SINGARAJA, BALI EXPRESS — Gubernur Bali, Wayan Koster, kembali menegaskan penataan Pelabuhan Sangsit, dalam mempercepat pembangunan infrastruktur strategis di Kabupaten Buleleng. Salah satu fokus utama yang tengah didorong adalah pengembangan pelabuhan, baik di wilayah timur maupun barat Buleleng, sebagai upaya menghidupkan kembali roda perekonomian kawasan utara Bali.
Pelabuhan Sangsit menjadi salah satu proyek prioritas yang saat ini masih berada pada tahap awal perencanaan. Koster mengungkapkan bahwa proyek tersebut tengah memasuki fase visibility study atau studi kelayakan awal. Studi ini ditargetkan rampung pada akhir Maret 2026.
“Pelabuhan Sangsit masih tahap visibility study. Ini dirancang sebagai pelabuhan terpadu, mencakup layanan logistik, penumpang, hingga kapal pesiar (cruise),” ujar Koster, Senin (30/3) saat membuka Parade Budaya Kecamatan di Buleleng.

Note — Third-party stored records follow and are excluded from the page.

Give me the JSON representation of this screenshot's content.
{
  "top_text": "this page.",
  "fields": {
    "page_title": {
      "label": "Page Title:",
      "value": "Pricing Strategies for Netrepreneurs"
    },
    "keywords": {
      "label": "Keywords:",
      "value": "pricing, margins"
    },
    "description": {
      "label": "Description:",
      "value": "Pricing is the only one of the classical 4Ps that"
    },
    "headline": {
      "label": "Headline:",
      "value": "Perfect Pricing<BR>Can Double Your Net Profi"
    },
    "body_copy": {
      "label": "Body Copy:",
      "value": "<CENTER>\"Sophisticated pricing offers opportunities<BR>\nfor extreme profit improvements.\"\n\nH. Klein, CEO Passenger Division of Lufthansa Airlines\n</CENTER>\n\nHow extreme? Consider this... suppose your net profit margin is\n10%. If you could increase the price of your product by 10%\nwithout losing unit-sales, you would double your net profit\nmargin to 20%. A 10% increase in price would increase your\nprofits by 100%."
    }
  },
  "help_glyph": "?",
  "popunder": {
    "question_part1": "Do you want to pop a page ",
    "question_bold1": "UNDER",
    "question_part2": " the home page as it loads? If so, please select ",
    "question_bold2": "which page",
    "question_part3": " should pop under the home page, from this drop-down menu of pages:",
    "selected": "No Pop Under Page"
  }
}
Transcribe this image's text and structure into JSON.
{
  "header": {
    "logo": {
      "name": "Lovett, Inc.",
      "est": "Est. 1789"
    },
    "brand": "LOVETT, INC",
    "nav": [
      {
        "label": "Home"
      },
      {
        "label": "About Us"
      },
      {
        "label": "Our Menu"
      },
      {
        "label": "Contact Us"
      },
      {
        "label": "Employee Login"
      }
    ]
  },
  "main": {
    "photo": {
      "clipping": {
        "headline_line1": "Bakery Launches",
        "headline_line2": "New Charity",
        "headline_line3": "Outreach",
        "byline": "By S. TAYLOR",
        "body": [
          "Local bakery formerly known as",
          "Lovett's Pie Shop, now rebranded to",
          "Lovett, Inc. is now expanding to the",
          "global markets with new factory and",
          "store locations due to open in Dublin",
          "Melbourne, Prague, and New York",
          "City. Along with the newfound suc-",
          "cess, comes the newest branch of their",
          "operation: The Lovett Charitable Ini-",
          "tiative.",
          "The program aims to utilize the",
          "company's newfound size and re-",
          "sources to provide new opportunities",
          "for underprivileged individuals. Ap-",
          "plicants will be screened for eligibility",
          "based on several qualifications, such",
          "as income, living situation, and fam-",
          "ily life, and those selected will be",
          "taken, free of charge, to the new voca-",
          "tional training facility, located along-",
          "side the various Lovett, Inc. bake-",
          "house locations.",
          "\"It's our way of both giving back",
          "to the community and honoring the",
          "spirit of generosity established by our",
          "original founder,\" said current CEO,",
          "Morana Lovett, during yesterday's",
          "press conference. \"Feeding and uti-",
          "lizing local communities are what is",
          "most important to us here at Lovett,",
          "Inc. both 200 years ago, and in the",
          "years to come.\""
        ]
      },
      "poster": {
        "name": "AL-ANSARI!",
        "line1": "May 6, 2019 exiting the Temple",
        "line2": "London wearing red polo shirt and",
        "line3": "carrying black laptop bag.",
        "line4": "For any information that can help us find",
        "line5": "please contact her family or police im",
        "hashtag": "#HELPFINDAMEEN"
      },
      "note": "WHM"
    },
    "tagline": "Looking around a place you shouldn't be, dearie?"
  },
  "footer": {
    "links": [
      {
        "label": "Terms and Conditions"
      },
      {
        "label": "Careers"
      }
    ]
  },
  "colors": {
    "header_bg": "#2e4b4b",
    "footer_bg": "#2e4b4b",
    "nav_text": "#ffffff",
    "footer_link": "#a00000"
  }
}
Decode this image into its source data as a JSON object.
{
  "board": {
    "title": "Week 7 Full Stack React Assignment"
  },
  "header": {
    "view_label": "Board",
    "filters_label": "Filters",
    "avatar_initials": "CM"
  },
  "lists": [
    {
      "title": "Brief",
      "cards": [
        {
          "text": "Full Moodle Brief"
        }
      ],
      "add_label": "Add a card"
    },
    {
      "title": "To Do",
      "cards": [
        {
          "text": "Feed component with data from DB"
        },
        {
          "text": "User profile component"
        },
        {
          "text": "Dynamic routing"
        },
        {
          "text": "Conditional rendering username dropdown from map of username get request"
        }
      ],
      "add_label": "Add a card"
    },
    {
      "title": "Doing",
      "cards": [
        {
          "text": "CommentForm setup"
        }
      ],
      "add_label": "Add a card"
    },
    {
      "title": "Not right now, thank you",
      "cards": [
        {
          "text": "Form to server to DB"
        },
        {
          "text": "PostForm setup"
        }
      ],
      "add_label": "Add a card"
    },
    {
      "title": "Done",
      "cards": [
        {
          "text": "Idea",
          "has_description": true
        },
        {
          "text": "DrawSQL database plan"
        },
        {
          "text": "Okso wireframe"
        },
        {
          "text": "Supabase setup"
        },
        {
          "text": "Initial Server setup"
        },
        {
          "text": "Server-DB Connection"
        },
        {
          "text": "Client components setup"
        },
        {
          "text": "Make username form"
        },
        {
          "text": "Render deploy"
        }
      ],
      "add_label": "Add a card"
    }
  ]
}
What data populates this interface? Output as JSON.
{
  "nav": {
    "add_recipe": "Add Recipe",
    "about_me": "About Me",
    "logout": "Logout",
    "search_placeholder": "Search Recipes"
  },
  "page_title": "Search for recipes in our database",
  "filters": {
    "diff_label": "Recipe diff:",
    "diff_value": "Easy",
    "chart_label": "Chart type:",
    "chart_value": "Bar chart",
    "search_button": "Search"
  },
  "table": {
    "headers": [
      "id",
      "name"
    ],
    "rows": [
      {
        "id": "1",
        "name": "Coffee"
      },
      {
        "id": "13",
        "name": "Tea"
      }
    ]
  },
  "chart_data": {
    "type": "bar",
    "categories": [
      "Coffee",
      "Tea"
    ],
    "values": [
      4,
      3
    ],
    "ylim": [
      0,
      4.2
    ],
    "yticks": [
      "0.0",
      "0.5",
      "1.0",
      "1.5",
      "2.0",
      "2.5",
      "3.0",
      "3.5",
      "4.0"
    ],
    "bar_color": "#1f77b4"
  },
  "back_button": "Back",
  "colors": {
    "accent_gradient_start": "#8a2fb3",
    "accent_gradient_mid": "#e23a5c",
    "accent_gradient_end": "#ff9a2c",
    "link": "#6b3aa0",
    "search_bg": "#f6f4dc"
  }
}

Ia menambahkan, setelah studi tersebut selesai, pemerintah akan melanjutkan ke tahap presentasi desain yang dijadwalkan mulai April mendatang. Langkah ini menjadi bagian penting dalam memastikan kesiapan proyek sebelum masuk ke tahap pembangunan fisik.
Tak hanya Sangsit, perhatian juga diarahkan pada Pelabuhan Celukan Bawang yang saat ini dinilai belum berfungsi secara optimal. Menurut Koster, pelabuhan tersebut akan ditata kembali agar memiliki peran lebih strategis dalam mendukung distribusi barang dan mobilitas masyarakat.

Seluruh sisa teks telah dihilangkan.